«La constitution me donne le droit de briguer un second mandat. Or, je n’utiliserai pas ce droit sauf si c’est dans l’intérêt de la Tunisie. Je suis toutefois contre l’idée de la présidence à vie», a déclaré le président de la république, Béji Caïd Essebsi.
M. Caïd Essebsi ne dit pas encore clairement qu’il sera candidat à sa succession, mais il suggère tout de même qu’il pourrait être tenté d’y aller… dans l’intérêt de la Tunisie, dit-il, pas du sien et de celui de son clan. Non, bien sûr !

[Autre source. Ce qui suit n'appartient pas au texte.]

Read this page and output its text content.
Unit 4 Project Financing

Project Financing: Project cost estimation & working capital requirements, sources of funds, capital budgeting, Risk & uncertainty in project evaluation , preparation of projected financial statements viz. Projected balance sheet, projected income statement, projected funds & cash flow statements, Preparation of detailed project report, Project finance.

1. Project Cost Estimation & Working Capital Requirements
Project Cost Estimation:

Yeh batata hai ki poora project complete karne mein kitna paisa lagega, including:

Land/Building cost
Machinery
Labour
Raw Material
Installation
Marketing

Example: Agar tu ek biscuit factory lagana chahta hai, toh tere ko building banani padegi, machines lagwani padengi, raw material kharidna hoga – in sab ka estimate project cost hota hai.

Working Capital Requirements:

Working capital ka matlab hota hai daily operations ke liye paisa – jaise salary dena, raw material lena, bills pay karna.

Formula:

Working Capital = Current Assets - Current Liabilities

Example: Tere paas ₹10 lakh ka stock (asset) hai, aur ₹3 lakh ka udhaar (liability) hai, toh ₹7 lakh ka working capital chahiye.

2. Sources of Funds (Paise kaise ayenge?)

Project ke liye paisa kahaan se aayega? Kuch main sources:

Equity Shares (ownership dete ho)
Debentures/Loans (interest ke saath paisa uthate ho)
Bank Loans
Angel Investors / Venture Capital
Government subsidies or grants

Qu’il est loin le temps où M. Caïd Essebsi affirmait, la main sur le cœur, qu’il ne se présenterait pas pour un second mandat ! Il faut dire que, depuis 2015, beaucoup d’eau a coulé sous les ponts et, surtout, dans la maison des Caïd Essebsi. Aussi, rester à Carthage sera-t-il donc pour lui et sa progéniture une assurance contre les coups durs du destin.
Dans une interview accordée au journal « Al-Arab » publiée aujourd’hui, mardi 29 janvier 2019, le chef de l’Etat indiquait aussi que le mouvement islamiste Ennahdha a aidé le chef du gouvernement, Youssef Chahed, à créer son parti Tahia Tounes pour lui permettre de rester au pouvoir. Le parti de Rached Ghannouchi apportera secrètement son soutien à M. Chahed lors des présidentielles de 2019, a affirmé M. Caïd Essebsi, qui semble piaffer d’impatience d’avoir Chahed comme adversaire à la prochaine présidentielle.
Selon M. Caïd Essebsi, une nouvelle «troïka», composée par Ennahdha, Machrou Tounes et la Coalition nationale, a vu le jour sur la scène politique.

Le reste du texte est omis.